Self-Employment Guide · Updated July 2026
Sole Trader vs Limited Company 2026/27
Choosing between operating as a sole trader or setting up a limited company affects your tax bill, personal liability, and how much paperwork you take on. This guide compares both structures for 2026/27 to help you decide which suits your business.
Tax and National Insurance
As a sole trader, you pay Income Tax and Class 4 National Insurance on your business profits directly through Self Assessment, at your personal marginal rates. As a limited company, the company itself pays Corporation Tax on its profits, and you separately pay tax on whatever salary and dividends you draw from the company, often at a lower combined rate for similar profit levels, particularly once profits rise above a certain threshold.
The tax gap between the two structures has narrowed over recent years as dividend tax rates and Corporation Tax have both increased, so the tax saving from incorporating is smaller for many small businesses than it once was, and is not the only factor that should drive the decision.
Liability and Administration
A sole trader has unlimited personal liability for business debts, meaning personal assets can potentially be at risk if the business cannot pay what it owes, whereas a limited company is a separate legal entity, so a shareholder’s liability is generally limited to what they have invested (subject to exceptions such as a personal guarantee).

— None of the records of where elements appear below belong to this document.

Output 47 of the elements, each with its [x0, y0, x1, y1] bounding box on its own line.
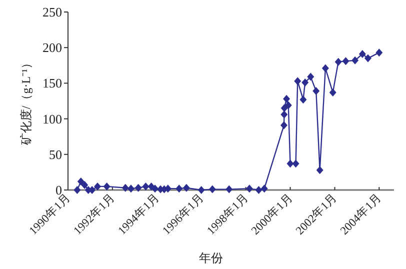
- point: [302, 78, 309, 86]
- point: [334, 58, 342, 66]
- point: [283, 94, 290, 103]
- point: [182, 184, 190, 192]
- point: [294, 77, 302, 86]
- point: [198, 186, 205, 194]
- point: [255, 186, 262, 194]
- y-tick-label: 150: [42, 76, 62, 91]
- point: [280, 121, 288, 130]
- point: [342, 57, 350, 66]
- point: [176, 184, 183, 193]
- point: [208, 185, 216, 194]
- point: [226, 185, 233, 194]
- point: [74, 186, 81, 194]
- y-axis-title: 矿化度/（g·L⁻¹）: [19, 56, 33, 146]
- point: [352, 56, 359, 64]
- point: [122, 184, 129, 192]
- point: [292, 160, 300, 168]
- point: [134, 184, 142, 192]
- point: [316, 166, 324, 174]
- point: [329, 88, 336, 96]
- point: [364, 54, 372, 62]
- y-tick-label: 100: [42, 111, 62, 126]
- point: [94, 182, 102, 190]
- point: [77, 177, 84, 186]
- point: [280, 110, 288, 119]
- point: [260, 184, 268, 193]
- point: [284, 101, 292, 110]
- point: [286, 160, 294, 168]
- point: [376, 48, 383, 57]
- point: [307, 72, 314, 81]
- point: [322, 64, 329, 72]
- point: [312, 87, 320, 96]
- point: [152, 184, 159, 193]
- y-tick-label: 200: [42, 40, 62, 56]
- point: [280, 104, 288, 112]
- point: [300, 96, 307, 104]
- point: [103, 182, 110, 190]
- y-tick-label: 250: [42, 4, 62, 20]
- point: [246, 184, 253, 193]
- point: [358, 50, 366, 58]
- x-axis-title: 年份: [199, 251, 223, 265]
- y-tick-label: 50: [49, 146, 62, 162]
- point: [142, 182, 150, 190]
- point: [81, 181, 88, 190]
- point: [127, 184, 134, 193]
- x-tick-label: 1992年1月: [71, 190, 118, 238]
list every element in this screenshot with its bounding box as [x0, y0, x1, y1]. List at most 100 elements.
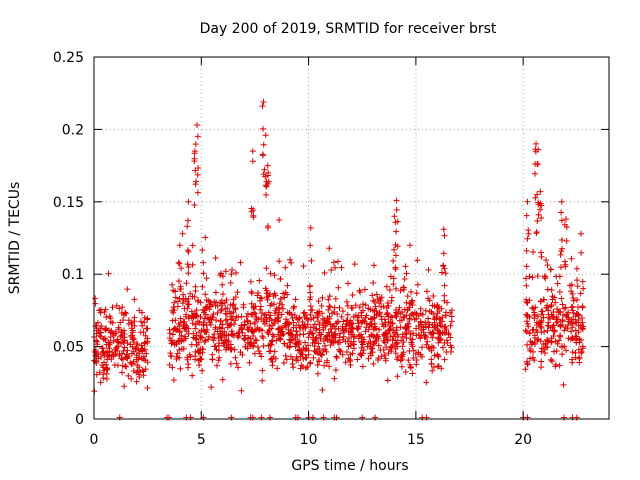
data-point [305, 334, 312, 341]
data-point [331, 375, 338, 382]
data-point [259, 377, 266, 384]
data-point [559, 301, 566, 308]
data-point [398, 352, 405, 359]
data-point [406, 316, 413, 323]
data-point [538, 364, 545, 371]
data-point [261, 312, 268, 319]
data-point [172, 294, 179, 301]
data-point [233, 360, 240, 367]
data-point [538, 348, 545, 355]
data-point [226, 308, 233, 315]
data-point [97, 333, 104, 340]
data-point [543, 257, 550, 264]
data-point [361, 318, 368, 325]
data-point [350, 341, 357, 348]
data-point [346, 322, 353, 329]
data-point [375, 342, 382, 349]
data-point [390, 281, 397, 288]
data-point [529, 274, 536, 281]
data-point [389, 337, 396, 344]
data-point [440, 263, 447, 270]
data-point [549, 293, 556, 300]
data-point [94, 319, 101, 326]
data-point [417, 318, 424, 325]
data-point [330, 259, 337, 266]
data-point [218, 270, 225, 277]
data-point [252, 310, 259, 317]
data-point [431, 352, 438, 359]
data-point [440, 250, 447, 257]
data-point [541, 273, 548, 280]
data-point [271, 320, 278, 327]
data-point [579, 326, 586, 333]
data-point [389, 342, 396, 349]
data-point [434, 303, 441, 310]
data-point [540, 341, 547, 348]
data-point [376, 300, 383, 307]
data-point [348, 329, 355, 336]
data-point [561, 221, 568, 228]
data-point [264, 223, 271, 230]
data-point [192, 348, 199, 355]
data-point [103, 313, 110, 320]
data-point [204, 314, 211, 321]
data-point [368, 352, 375, 359]
data-point [317, 335, 324, 342]
data-point [241, 321, 248, 328]
data-point [233, 269, 240, 276]
data-point [324, 320, 331, 327]
data-point [558, 198, 565, 205]
data-point [376, 295, 383, 302]
data-point [547, 303, 554, 310]
data-point [129, 332, 136, 339]
data-point [573, 335, 580, 342]
data-point [429, 367, 436, 374]
data-point [234, 334, 241, 341]
data-point [534, 273, 541, 280]
data-point [121, 344, 128, 351]
data-point [396, 317, 403, 324]
data-point [410, 347, 417, 354]
data-point [196, 362, 203, 369]
data-point [139, 367, 146, 374]
data-point [184, 223, 191, 230]
data-point [402, 368, 409, 375]
data-point [266, 315, 273, 322]
data-point [558, 237, 565, 244]
data-point [211, 331, 218, 338]
data-point [409, 297, 416, 304]
data-point [564, 322, 571, 329]
data-point [248, 328, 255, 335]
data-point [540, 296, 547, 303]
data-point [331, 309, 338, 316]
data-point [544, 262, 551, 269]
x-tick-label: 10 [300, 432, 318, 448]
data-point [205, 336, 212, 343]
data-point [530, 348, 537, 355]
data-point [95, 327, 102, 334]
data-point [577, 230, 584, 237]
data-point [392, 285, 399, 292]
data-point [171, 299, 178, 306]
data-point [576, 359, 583, 366]
data-point [230, 321, 237, 328]
data-point [261, 166, 268, 173]
data-point [101, 308, 108, 315]
data-point [350, 334, 357, 341]
data-point [234, 289, 241, 296]
data-point [443, 337, 450, 344]
y-tick-label: 0.05 [53, 340, 84, 356]
data-point [572, 327, 579, 334]
data-point [345, 335, 352, 342]
data-point [568, 304, 575, 311]
data-points [91, 98, 587, 421]
data-point [406, 242, 413, 249]
data-point [538, 311, 545, 318]
data-point [570, 295, 577, 302]
data-point [358, 309, 365, 316]
data-point [550, 322, 557, 329]
data-point [326, 363, 333, 370]
data-point [333, 353, 340, 360]
data-point [370, 326, 377, 333]
data-point [313, 334, 320, 341]
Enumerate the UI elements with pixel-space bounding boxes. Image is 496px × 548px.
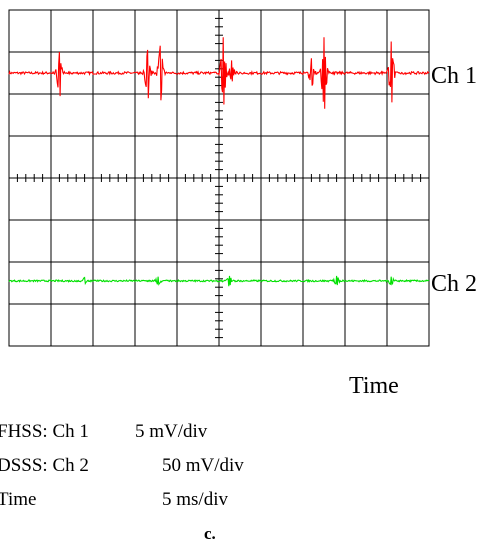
legend-scale: 50 mV/div	[162, 455, 244, 476]
legend-name: FHSS: Ch 1	[0, 421, 89, 442]
time-axis-label: Time	[349, 373, 399, 399]
trace-ch2	[8, 275, 430, 287]
oscilloscope-plot	[8, 9, 430, 347]
legend-name: DSSS: Ch 2	[0, 455, 89, 476]
legend-name: Time	[0, 489, 37, 510]
figure-caption: c.	[204, 524, 216, 543]
legend-scale: 5 mV/div	[135, 421, 208, 442]
ch2-label: Ch 2	[431, 271, 478, 297]
legend-scale: 5 ms/div	[162, 489, 228, 510]
trace-ch1	[8, 37, 430, 109]
traces	[8, 37, 430, 287]
ch1-label: Ch 1	[431, 63, 478, 89]
grid	[8, 9, 430, 347]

Running a limited company brings significantly more administration: filing accounts and a confirmation statement with Companies House, keeping the company’s finances separate from personal finances, potentially running payroll for a director’s salary, and generally needing more formal bookkeeping than a sole trader typically requires.
Making the Decision
Businesses with modest profits, low risk of significant debt, and a preference for simplicity often stay as sole traders, at least initially, while those with higher and growing profits, meaningful liability risk, or plans to bring in investors or build a sellable asset often find incorporating worthwhile despite the extra administration.
It is entirely possible, and common, to start as a sole trader and incorporate later once the business grows, so the decision does not need to be permanent — many advisers suggest reviewing the comparison annually as profits and circumstances change.